September 14, 2003 4:30 PM   Subscribe

In events not suprising to anyone, the WTO's "development round" ends without agreement. The IHT published an interesting dissent from the leftist hope of poor nations climbing out of poverty by using sustainable agriculture as unrealistic. Likely industrial ag businesses would eventually dominate, just as they did in the developed world.
posted by raaka (6 comments total)
 
Has anyone besides me noticed how most of the news sources use the wording "World Trade Talks Collapse" in their headlines, and felt how creepy it is to see the words "World Trade" and "Collapse" in such close proximity?
posted by wendell at 7:51 PM on September 14, 2003


Wow. Wendell, not only is that an interesting observation, it almost makes one wonder if it indicates underlying pattern...
posted by namespan at 11:24 PM on September 14, 2003


The NYT's coverage makes it sound like poorer countries walked out, dissatisfied with the concessions offered by the US and Europe.
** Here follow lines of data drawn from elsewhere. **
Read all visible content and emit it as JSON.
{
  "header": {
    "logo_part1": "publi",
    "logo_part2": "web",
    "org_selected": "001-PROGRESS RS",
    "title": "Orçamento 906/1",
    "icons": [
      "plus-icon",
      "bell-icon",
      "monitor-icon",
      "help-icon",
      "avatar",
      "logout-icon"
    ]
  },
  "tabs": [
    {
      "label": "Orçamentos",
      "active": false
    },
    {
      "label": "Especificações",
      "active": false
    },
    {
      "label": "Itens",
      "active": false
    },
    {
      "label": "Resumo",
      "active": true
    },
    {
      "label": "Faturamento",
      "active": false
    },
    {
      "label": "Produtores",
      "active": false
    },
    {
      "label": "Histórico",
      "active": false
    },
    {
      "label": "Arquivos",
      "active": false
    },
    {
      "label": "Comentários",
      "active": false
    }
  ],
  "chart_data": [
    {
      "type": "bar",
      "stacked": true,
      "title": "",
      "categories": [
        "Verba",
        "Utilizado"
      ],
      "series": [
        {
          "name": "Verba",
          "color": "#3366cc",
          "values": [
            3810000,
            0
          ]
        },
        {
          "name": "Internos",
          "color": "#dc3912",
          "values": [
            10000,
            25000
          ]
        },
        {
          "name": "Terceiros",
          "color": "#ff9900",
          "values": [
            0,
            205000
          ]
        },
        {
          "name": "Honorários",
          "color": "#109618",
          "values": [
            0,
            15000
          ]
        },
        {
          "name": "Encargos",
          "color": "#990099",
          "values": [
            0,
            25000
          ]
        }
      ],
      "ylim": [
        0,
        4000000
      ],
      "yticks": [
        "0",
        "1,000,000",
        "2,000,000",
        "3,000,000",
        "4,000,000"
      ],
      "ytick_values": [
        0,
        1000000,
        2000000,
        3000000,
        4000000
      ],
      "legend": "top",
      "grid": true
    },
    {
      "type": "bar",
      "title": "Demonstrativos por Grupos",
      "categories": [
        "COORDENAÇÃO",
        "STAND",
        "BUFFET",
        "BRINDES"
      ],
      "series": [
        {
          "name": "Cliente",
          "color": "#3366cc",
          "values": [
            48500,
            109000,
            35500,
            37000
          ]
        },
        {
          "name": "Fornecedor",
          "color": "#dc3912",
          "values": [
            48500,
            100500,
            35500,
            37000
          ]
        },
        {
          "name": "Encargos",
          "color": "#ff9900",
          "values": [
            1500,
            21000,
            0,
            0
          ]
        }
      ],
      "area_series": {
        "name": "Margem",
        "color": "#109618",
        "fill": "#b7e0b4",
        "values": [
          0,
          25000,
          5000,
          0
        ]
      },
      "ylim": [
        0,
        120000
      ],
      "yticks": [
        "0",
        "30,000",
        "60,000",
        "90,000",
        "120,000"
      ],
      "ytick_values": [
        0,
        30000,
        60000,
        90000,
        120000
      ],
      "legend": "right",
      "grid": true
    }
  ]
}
The US rep is quoted as saying that he looks forward to pursuing bilateral talks with individual countries.
Can someone who actually understands this stuff explain why it would be in a poorer country's interests to eschew the multilateral rules based format and instead sit down with the US or the EU directly?
Wouldn't they have less leverage in such a format? Or was that not the intent? Is this just failed brinkmanship? Or is this not dictated by rational calculations of interests?
posted by ednopantz at 5:18 AM on September 15, 2003


Possibly it lets the poorer country come to a deal independent of the coalition they were operating in at Cancun, which might potentially leave it better off than it would have been under the deal on the table there.
posted by biffa at 10:01 AM on September 15, 2003


In a meeting prior to the Cancun talks, a Brookings Institution speaker noted: "The big items on the table are the subsidies that are paid by rich countries to their farmers, something on the order of $300 to $350 billion a year, more than the combined incomes of all of sub-Saharan Africa, and with, you know, staggering factoids out there, like each cow in the EU receives more in government subsidies per day than half the world's population lives on."
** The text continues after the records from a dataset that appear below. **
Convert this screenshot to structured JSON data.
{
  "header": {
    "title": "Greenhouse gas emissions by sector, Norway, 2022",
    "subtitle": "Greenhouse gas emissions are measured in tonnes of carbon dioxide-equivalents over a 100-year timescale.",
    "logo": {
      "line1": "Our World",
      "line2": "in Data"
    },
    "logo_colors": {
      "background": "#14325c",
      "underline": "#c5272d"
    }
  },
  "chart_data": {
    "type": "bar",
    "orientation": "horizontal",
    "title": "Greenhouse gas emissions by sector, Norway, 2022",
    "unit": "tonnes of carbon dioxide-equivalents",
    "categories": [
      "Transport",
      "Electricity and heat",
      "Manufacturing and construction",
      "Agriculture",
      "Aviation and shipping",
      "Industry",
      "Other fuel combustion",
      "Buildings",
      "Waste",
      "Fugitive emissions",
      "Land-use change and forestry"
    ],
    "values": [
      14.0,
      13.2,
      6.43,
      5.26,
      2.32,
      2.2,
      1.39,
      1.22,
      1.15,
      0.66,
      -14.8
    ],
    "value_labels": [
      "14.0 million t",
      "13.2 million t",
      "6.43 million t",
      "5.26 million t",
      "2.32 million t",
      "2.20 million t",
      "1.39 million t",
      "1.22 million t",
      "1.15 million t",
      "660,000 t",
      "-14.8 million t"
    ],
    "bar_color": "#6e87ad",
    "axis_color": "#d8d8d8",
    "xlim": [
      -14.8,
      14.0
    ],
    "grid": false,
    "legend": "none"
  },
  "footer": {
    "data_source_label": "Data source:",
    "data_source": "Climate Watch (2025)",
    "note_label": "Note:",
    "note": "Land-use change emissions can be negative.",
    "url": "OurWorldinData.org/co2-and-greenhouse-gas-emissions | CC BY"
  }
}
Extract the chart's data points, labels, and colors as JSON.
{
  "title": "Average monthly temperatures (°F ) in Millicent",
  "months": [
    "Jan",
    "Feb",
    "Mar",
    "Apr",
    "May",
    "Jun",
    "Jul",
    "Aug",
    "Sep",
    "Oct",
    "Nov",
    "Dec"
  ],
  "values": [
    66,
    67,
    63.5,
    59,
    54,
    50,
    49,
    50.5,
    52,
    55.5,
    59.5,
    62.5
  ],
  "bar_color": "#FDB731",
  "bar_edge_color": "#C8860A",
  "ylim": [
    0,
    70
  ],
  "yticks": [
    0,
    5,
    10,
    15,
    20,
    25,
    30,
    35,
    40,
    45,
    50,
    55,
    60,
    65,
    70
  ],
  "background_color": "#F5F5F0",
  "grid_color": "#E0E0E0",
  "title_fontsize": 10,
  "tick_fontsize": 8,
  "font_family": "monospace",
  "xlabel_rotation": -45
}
With the little I know, I have to say: Yay, third world--way to stick up for yourselves and oppose first world agricultural subsidies. I have ten fingers crossed that this doesn't backfire for the 22 countries who pushed hard for the subsidy reductions. It's not fair for the first world to pressure the third world free up the industrial markets where it has advantages while restricting the agricultural markets where the third world does. Way to go, Brazil and India, showing leadership. I'm eager to see what else comes out of Lula da Silva's government.
posted by win_k at 4:01 PM on September 15, 2003


ednopantz, we’re talking about a coalition of developing countries led by some serious emerging market heavyweights: Brazil, China, and India. If they can maintain that cohesion, they negotiate from a group position, not via bilateral agreements. (This is similar to the strategy that Brazil is pursing vis a vis the FTAA talks, next meeting in Miami coming up soon – building a coalition based on Mercosur. In that context, entry to Brazilian market on its own provides a lot of leverage; add to that other countries, and that leverage grows. In the WTO context, I think just Brazil, China and India alone banded together represent a serious bloc, given the consumer markets and investment opportunities they represent.)

Why push this hard? Because they’ve been saying for a long time that it’s not fair that they open up their agriculture consumer markets while rich countries continue to deploy subsidies and select tariffs – farming employs a lot more people and makes up much more of GNP in these countries, and these practices are killing them. The rich countries keep pressing them to open up on other areas too while not making any concessions on ag.

An article in the National Post reinforces this idea that the decision to pull out was strategic – a move by developing countries to recast the field, and this story from the LA Times is helpful too.

The Economist focuses on the role that the so-called “Singapore issues” played.